Separation of cell lysates by 2-DE results in a pattern where spots ideally contain individual proteins. However, some ORFs produce several spots with differences in pI and/or MW and cohorts or chains of spots appear. This may be the result of amino acid exchanges or posttranslational modifications such as phosphorylations, glycosylations, partial degradations or others. Individual protein species of a single ORF may have different immunogenicities or antigenicities that will result in different spot intensities on the immunoblots. Two of the 4 identified ORFs exhibit such an effect (Table IV). It must be taken into account, however, that protein species strongly differ in their relative concentration and low abundant spots may be recognized just above the detection limit in 1 immunoblot but might fall below this limit in another, and differential recognition may just reflect the relative concentrations of antibodies. One example for this class might be GroEL where the 3 species of interest account for only 10–25% of the protein content of the main spot (protein content assessed in the silver-stained reference gel of our database). The AtpA species of interest, however, has 43% of the protein content compared to the highest intensity species. Four species of AtpA with lower protein content were also recognized by sera but showed no difference between disease groups. In this case, we conclude that the different protein species have differing immunogenicities in the 2 disease groups.
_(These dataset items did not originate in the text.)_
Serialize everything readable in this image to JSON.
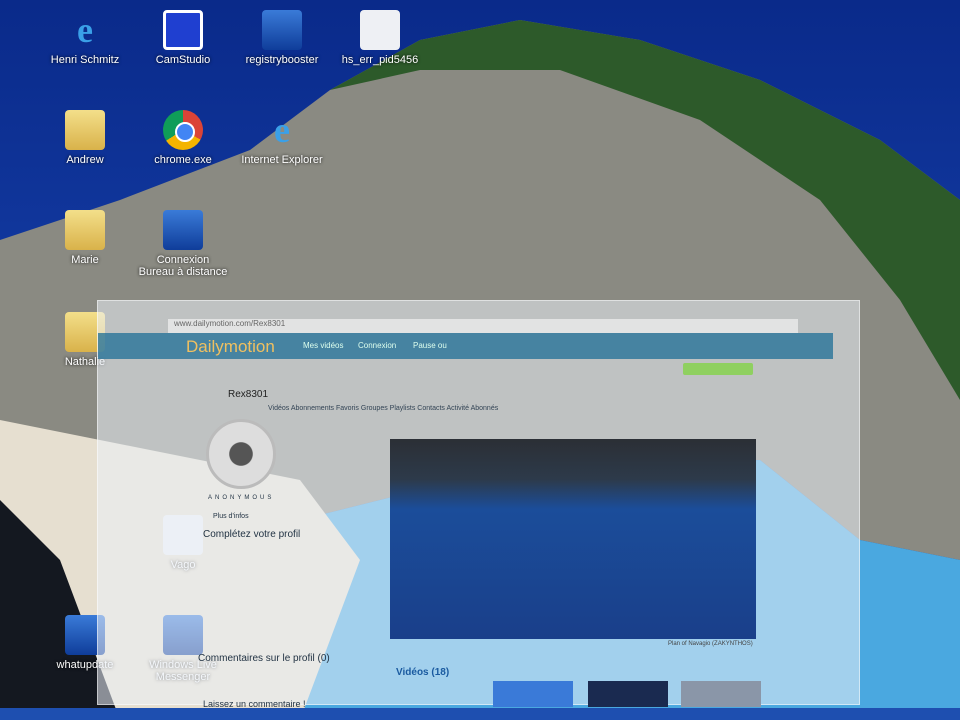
{
  "desktop": {
    "icons": [
      {
        "label": "Henri Schmitz",
        "type": "ie"
      },
      {
        "label": "CamStudio",
        "type": "cam"
      },
      {
        "label": "registrybooster",
        "type": "blue"
      },
      {
        "label": "hs_err_pid5456",
        "type": "file"
      },
      {
        "label": "Andrew",
        "type": "folder"
      },
      {
        "label": "chrome.exe",
        "type": "chrome"
      },
      {
        "label": "Internet Explorer",
        "type": "ie"
      },
      {
        "label": "Marie",
        "type": "folder"
      },
      {
        "label": "Connexion Bureau à distance",
        "type": "blue"
      },
      {
        "label": "Nathalie",
        "type": "folder"
      },
      {
        "label": "Vago",
        "type": "file"
      },
      {
        "label": "whatupdate",
        "type": "blue"
      },
      {
        "label": "Windows Live Messenger",
        "type": "blue"
      }
    ]
  },
  "browser": {
    "address": "www.dailymotion.com/Rex8301",
    "logo": "Dailymotion",
    "nav": [
      "Mes vidéos",
      "Connexion",
      "Pause ou"
    ],
    "username": "Rex8301",
    "tabs": "Vidéos  Abonnements  Favoris  Groupes  Playlists  Contacts  Activité  Abonnés",
    "avatar_caption": "ANONYMOUS",
    "more_info": "Plus d'infos",
    "complete_profile": "Complétez votre profil",
    "profile_comments": "Commentaires sur le profil (0)",
    "leave_comment": "Laissez un commentaire !",
    "videos_heading": "Vidéos (18)",
    "video_caption": "Plan of Navagio (ZAKYNTHOS)"
  }
}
The set of 14 antigenic protein species identified in the statistical analysis was the starting point to evaluate combinations of these antigens in a potential diagnostic test kit. We performed a hypothetical serologic test and asked whether recognition of a given subset of antigens would diagnose most cases of GC in our test set of 60 sera. Manual testing of different subsets identified the following 5 spots as potential candidates: 2509 (1 species of GroEL), 4003 (1 species of GroES), 4005 (another species of GroES), 4706 (not id.) and 5708 (one species of HyuA). Based on the criterion that at least 3 out of these 5 spots had to be recognized by the serum under investigation, we detected cases of GC with a sensitivity of 77% and a specificity of 83%.